Il n'a pas encore plaidé et son avocat n'a pas répondu aux demandes de commentaires sur l'affaire. Le mandat appuyant la demande de données adressée à OpenAI par les enquêteurs du DHS semble avoir été scellé depuis. Cependant, la plainte pénale contre le suspect est toujours publique.
Les plateformes d'IA deviennent une source d'information cruciale
Cette affaire montre comment les forces de l'ordre américaines peuvent utiliser les conversations avec ChatGPT pour recueillir des données sur les utilisateurs soupçonnés d'activités criminelles. Dans le passé, des moteurs de recherche comme Google ont été invités à communiquer des informations personnelles sur les utilisateurs qui avaient effectué certaines recherches, mais aucune plateforme d'IA générative ne semblait avoir fait l'objet d'un tel mandat.
ChatGPT, comme toutes les autres applications d'IA générative populaires, peut être une plateforme prisée par les prédateurs en ligne. Les données d'OpenAI montrent qu'entre juillet et décembre 2025, l'entreprise a signalé 31 500 contenus liés à la pédopornographie au National Center for Missing and Exploited Children, le centre d'échange d'informations auquel toutes les entreprises technologiques doivent signaler les images d'abus d'enfants.

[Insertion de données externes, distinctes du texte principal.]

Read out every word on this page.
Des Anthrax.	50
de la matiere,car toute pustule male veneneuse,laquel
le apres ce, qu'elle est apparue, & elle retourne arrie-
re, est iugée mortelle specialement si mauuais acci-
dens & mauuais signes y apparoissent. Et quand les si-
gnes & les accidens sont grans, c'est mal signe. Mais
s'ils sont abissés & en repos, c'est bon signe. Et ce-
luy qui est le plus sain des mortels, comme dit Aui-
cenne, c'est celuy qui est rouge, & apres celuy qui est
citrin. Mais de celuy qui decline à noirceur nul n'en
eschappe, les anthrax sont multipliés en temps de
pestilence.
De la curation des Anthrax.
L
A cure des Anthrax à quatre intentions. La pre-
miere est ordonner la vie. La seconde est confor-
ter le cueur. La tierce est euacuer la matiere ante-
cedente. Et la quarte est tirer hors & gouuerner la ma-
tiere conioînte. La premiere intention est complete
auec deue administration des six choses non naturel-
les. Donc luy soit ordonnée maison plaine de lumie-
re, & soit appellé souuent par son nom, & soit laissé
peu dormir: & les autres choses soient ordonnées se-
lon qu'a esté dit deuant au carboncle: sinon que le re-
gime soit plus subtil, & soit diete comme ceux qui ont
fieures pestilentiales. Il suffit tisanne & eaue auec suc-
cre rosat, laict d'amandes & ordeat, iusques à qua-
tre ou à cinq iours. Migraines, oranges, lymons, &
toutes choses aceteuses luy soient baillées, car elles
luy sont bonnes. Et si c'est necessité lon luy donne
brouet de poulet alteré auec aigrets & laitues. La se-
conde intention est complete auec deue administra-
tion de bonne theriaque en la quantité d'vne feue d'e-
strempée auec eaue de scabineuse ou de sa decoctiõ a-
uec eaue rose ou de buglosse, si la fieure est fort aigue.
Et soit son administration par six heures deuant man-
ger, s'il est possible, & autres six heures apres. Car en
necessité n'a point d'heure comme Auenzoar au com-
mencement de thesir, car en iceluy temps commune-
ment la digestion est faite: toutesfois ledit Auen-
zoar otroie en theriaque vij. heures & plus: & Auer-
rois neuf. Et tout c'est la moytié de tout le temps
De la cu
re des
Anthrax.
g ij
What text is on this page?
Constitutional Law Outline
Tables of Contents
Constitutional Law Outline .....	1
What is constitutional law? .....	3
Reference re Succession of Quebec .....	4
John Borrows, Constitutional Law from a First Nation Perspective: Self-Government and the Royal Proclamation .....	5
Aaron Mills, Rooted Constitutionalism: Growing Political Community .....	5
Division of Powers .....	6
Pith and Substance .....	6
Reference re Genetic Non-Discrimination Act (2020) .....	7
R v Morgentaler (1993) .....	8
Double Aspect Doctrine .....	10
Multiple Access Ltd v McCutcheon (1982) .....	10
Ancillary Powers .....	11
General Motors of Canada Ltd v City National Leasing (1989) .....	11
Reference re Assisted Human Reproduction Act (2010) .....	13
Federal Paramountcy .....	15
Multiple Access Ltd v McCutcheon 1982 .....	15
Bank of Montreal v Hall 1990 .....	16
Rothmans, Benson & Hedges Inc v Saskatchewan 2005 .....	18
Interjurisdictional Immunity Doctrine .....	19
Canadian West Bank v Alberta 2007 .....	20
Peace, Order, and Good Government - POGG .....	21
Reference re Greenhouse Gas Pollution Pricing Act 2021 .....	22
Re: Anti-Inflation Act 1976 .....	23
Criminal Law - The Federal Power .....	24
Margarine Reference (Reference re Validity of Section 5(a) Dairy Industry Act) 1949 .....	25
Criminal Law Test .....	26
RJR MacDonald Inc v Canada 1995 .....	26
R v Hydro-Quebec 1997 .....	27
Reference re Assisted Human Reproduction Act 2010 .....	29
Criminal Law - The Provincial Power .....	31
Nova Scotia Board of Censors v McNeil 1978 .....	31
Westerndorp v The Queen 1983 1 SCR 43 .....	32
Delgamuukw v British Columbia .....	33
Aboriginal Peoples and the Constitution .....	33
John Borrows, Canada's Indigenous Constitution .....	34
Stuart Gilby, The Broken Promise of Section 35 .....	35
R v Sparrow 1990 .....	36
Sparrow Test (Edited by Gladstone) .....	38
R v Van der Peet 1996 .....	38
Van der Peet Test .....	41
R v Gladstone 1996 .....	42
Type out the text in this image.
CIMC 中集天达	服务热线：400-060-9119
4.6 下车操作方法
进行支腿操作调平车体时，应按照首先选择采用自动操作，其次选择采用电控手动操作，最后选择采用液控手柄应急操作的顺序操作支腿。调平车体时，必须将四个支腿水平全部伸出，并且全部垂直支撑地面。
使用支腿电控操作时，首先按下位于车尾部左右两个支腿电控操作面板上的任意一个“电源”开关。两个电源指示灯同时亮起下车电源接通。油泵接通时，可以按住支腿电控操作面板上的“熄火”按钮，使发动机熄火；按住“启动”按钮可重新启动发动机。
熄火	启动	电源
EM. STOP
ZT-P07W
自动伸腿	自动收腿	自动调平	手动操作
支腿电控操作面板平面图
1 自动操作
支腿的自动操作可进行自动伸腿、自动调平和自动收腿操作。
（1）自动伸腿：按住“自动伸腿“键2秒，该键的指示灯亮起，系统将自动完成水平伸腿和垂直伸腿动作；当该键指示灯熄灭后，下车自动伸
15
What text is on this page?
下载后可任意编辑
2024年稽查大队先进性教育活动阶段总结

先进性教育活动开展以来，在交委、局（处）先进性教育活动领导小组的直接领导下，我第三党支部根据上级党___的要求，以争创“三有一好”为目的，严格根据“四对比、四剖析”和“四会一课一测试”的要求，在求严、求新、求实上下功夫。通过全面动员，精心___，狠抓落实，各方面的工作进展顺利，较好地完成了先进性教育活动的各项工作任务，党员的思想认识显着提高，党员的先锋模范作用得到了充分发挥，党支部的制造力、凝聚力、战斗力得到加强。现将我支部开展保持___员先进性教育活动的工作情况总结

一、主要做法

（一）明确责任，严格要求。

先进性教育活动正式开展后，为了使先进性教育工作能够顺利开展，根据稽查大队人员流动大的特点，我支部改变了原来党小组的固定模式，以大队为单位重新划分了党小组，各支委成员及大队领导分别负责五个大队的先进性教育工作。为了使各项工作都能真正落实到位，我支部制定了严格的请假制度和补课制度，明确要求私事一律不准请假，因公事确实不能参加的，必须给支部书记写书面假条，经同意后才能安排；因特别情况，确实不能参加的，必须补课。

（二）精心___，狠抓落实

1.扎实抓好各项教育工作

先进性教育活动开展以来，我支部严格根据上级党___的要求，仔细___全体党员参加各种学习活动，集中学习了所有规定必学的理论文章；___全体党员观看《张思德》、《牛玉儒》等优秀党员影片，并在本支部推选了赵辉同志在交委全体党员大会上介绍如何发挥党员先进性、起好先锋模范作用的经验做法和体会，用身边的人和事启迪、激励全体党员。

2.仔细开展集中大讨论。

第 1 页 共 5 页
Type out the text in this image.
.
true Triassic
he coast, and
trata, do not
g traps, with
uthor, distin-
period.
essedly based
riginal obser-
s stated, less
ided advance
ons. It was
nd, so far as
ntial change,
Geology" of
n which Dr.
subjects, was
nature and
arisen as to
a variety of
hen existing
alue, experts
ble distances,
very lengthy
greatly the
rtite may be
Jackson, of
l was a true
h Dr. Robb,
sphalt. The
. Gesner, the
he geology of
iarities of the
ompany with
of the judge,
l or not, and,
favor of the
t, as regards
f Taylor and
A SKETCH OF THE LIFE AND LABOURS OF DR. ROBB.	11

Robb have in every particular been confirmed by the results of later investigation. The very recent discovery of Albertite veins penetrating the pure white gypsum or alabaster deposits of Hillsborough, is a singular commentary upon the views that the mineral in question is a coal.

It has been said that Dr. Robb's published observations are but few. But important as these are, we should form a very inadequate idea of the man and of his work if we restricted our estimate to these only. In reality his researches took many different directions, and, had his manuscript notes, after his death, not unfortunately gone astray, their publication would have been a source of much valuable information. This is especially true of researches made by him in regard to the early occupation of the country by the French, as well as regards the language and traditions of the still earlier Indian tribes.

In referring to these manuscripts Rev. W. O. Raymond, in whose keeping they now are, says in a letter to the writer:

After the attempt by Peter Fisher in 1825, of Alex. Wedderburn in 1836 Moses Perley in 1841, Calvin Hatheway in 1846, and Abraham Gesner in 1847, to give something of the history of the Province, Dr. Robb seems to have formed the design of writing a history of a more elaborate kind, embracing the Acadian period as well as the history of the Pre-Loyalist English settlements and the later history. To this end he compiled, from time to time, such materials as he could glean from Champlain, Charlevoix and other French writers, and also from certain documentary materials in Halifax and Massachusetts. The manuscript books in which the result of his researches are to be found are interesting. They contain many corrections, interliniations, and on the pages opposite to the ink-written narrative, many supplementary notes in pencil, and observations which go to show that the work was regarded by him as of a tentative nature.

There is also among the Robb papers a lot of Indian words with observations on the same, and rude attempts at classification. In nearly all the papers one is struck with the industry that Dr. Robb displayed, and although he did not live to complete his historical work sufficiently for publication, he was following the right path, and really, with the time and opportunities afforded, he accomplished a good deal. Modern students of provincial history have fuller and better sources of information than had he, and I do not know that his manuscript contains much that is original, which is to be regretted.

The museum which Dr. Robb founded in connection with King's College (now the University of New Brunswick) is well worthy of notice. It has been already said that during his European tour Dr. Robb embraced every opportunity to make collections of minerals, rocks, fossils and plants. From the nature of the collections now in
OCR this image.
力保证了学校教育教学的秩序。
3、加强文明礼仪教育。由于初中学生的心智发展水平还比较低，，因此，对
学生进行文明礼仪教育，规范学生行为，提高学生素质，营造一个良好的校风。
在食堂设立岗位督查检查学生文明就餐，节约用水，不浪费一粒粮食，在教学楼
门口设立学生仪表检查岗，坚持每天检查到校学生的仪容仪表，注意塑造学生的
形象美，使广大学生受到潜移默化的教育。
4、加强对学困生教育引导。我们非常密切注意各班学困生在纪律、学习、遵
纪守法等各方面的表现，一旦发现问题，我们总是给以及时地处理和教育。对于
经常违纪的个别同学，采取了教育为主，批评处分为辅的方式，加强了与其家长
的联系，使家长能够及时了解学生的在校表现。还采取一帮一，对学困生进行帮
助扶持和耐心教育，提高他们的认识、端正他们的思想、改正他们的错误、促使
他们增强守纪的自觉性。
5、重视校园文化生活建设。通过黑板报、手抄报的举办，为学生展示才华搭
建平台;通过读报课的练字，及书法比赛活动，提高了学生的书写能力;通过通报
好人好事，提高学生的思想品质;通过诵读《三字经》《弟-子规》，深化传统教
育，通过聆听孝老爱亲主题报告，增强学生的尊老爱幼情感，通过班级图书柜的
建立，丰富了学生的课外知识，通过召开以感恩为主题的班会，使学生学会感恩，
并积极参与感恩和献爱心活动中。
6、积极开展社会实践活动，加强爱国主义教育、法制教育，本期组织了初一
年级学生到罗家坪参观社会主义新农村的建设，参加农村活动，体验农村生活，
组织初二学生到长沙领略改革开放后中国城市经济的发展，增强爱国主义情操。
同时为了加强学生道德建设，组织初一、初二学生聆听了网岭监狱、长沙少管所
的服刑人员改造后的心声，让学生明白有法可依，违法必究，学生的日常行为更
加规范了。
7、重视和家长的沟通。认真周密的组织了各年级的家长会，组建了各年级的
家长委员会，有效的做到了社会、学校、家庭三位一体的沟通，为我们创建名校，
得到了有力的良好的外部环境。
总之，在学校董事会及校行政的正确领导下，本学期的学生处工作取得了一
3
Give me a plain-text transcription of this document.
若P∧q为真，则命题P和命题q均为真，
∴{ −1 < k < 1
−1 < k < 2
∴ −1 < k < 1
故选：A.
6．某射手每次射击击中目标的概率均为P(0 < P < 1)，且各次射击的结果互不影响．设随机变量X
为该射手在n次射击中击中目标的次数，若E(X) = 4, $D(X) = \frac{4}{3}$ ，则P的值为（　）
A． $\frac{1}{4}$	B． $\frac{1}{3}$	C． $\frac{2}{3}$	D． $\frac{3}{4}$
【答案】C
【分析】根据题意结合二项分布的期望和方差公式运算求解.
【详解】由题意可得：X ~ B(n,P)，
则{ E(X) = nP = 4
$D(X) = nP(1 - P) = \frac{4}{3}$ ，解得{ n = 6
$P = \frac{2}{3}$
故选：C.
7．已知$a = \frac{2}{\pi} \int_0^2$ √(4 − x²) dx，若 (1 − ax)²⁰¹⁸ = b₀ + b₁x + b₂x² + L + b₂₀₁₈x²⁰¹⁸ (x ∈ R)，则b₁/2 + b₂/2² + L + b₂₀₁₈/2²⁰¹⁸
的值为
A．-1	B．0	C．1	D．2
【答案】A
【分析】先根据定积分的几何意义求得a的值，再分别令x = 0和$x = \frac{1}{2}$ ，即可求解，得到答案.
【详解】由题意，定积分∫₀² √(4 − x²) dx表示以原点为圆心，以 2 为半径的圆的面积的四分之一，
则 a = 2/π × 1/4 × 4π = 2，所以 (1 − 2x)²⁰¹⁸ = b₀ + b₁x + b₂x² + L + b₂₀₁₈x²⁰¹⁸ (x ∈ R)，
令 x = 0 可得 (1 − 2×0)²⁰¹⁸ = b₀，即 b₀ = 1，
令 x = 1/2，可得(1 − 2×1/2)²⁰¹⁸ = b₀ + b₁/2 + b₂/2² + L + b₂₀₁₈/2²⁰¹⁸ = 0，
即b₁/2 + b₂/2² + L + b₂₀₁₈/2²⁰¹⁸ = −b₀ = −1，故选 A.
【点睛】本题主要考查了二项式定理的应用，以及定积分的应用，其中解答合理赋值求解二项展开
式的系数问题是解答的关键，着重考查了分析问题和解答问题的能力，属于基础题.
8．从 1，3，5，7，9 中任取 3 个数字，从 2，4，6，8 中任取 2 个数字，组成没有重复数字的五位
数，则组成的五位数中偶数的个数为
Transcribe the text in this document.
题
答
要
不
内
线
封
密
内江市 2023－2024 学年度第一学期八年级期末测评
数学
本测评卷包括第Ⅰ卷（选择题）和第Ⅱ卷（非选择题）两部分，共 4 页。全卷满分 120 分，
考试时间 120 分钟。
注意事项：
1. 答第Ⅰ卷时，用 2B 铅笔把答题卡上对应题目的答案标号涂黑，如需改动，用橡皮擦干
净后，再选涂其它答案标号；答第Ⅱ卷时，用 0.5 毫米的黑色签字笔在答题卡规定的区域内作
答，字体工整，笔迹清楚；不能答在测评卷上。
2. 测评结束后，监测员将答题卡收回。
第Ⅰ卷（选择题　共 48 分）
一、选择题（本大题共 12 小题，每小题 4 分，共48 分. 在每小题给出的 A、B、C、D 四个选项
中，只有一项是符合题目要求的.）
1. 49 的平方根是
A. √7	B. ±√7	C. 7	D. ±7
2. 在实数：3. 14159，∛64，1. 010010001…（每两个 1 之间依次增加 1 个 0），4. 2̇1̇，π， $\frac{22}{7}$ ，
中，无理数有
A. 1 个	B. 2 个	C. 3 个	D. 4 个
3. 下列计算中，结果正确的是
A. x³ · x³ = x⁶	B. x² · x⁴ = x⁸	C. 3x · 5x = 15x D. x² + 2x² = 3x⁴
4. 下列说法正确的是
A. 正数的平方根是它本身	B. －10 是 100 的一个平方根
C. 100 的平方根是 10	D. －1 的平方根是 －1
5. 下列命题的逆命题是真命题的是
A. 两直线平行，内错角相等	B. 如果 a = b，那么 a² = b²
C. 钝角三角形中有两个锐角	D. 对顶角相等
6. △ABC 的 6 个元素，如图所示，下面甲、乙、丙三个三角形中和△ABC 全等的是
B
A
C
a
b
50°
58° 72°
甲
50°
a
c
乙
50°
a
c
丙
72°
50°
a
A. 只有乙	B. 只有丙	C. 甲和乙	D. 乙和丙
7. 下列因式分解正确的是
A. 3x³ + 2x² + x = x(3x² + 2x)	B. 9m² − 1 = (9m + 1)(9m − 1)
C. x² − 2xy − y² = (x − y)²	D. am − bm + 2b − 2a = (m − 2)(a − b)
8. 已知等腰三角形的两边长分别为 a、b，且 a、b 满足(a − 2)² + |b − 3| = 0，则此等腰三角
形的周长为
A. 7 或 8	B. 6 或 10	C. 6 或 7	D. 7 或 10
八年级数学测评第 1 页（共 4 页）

Sur cette période, elle a été invitée à divulguer des informations sur des utilisateurs ou des contenus à 71 reprises, fournissant aux gouvernements des informations provenant de 132 comptes. Les plateformes d'IA deviennent donc une source d'informations cruciale. Cette affaire pourrait ainsi créer un précédent juridique sur la manière dont les autorités peuvent accéder aux données des plateformes d’intelligence artificielle dans le cadre d’enquêtes criminelles.
Jennifer Lynch, avocate à l'Electronic Frontier Foundation (EFF), a déclaré que le mandat semblait limité en ce qu'il se concentrait sur deux requêtes d'un seul utilisateur, mais qu'il montrait que les forces de l'ordre se tournaient de plus en plus vers ChatGPT pour obtenir des preuves dans le cadre d'enquêtes criminelles.
« Cela signifie qu'il est plus important que jamais pour OpenAI et les autres entreprises d'IA de réfléchir à la manière de limiter la quantité de données qu'elles collectent sur leurs utilisateurs », a-t-elle déclaré. Quoi qu'il en soit, les utilisateurs doivent être conscients du fait que toute information qu'ils partagent avec un chatbot est enregistrée et conservée, ce qui les rend très intéressants pour les forces de l'ordre. Il est probablement bon de s'en souvenir.
Conclusion
Les forces de l'ordre ont régulièrement cherché à recueillir des données pour leurs enquêtes auprès d'autres plateformes technologiques, et les entreprises d'IA constituent d'énormes mines d'informations sur les utilisateurs. Il est donc tout à fait logique que les forces de l'ordre les considèrent désormais comme un outil important dans la lutte contre la criminalité. Ce n'est certainement que le début de l'utilisation des chatbots d'IA à cette fin.
La demande du DHS soulève des questions importantes sur la protection de la vie privée et la confidentialité des échanges avec les outils d’IA. Elle met en lumière la tension entre la nécessité d’enquêter sur des crimes graves et le droit des utilisateurs à la confidentialité de leurs interactions numériques.
La réponse d’OpenAI à ce mandat sera observée de près par l'ensemble de la communauté technologique. Elle pourrait influencer profondément la manière dont les entreprises d’IA gèrent la conservation des données, la coopération avec les autorités et la transparence vis-à-vis des utilisateurs à l’avenir.